Carta enviada hoje à ombudsman da Folha de S. Paulo, pelo jornalista Celso Lungaretti, critica matéria publicada pelo jornal no domingo (4), intitulada Revolução? Isso é uma piada, onde reproduziu trechos de entrevista com o escritor italiano, Cesare Battisti, exilado no País. Antes disso, o próprio Battisti divulgou nota, domingo,  em que lamenta o tratamento dado à entrevista. Nesta terça-feira (6), o veículo publicou nota de três parágrafos no caderno Poder, citando nota de Battisti.

Na carta, o jornalista brasileiro acusa o repórter de se aproveitar de uma relação familiar para obter a entrevista, já que o próprio Battisti desconfiava do jornal por ter feito uma cobertura parcial sobre sua estadia no Brasil; de ter forjado uma cena levando-o a um bar, onde foi flagrado tomando cerveja e gargalhando; e ter revelado o endereço onde Battisti vive, colocando sua vida em risco. Não revelar sua localização era uma condição imposta para a realização da entrevista.

“Uma condição imposta aos entrevistadores tem sido sempre esta: a de não facilitar sua localização. A revista IstoÉ a respeitou, mesmo se tratando de uma matéria de capa. Idem a revista piauí. A Folha de S.Paulo, não. Logo no terceiro parágrafo, bem como no crédito do jornalista, colocou uma informação que poderia inspirar um atentado contra Battisti – sem nenhum motivo jornalístico para tanto, uma vez que nada de relevante acrescenta ao texto, sua situação no Brasil está totalmente legalizada e ele pode residir onde quiser.

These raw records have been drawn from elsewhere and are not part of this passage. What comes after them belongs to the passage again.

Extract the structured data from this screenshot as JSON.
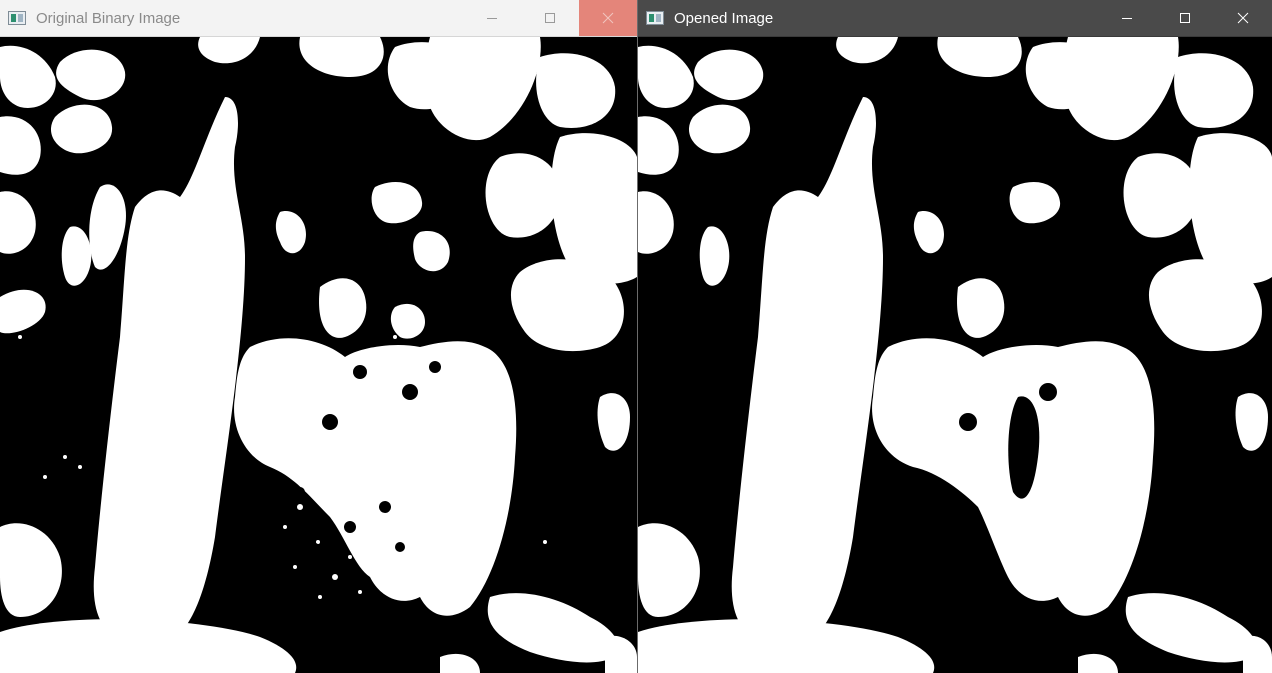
{
  "windows": {
    "left": {
      "title": "Original Binary Image",
      "state": "inactive",
      "icon": "app-image-icon",
      "controls": [
        "minimize-icon",
        "maximize-icon",
        "close-icon"
      ],
      "close_hover_color": "#e4857a"
    },
    "right": {
      "title": "Opened Image",
      "state": "active",
      "icon": "app-image-icon",
      "controls": [
        "minimize-icon",
        "maximize-icon",
        "close-icon"
      ]
    }
  },
  "colors": {
    "foreground": "#ffffff",
    "background": "#000000"
  }
}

Por que não aludir, simplesmente, a “uma pequena cidade no litoral paulista”, como os outros fizeram?”, questionou Lungaretti.

Já Cesare Battisti lamentou, em nota, “o trabalho de desinformação e de manipulação” feito de maneira “científica”: “… de um lado, ele permite que se coloque na primeira pagina uma foto aonde eu apareço feliz da vida com gargalhadas e cervejas, cujo titulo e legenda “La dolce vita clandestina” serve para dizer a Itália que eu estou me lixando dos dramáticos anos 70; por outro lado, ele tenta quebrar o inegável apoio a minha causa dada pelos companheiros de vários países, titulando a pagina 10 do primeiro caderno ‘Revolução, isso é uma piada’”.
Por sua vez, o impresso afirma que em nenhum momento a matéria afirma que ele está “se lixando” para o período em que participou da luta armada. No mesmo parágrafo, afirma que quem conduziu o grupo até o bar, onde foram feitas as imagens, foi o próprio Battisti.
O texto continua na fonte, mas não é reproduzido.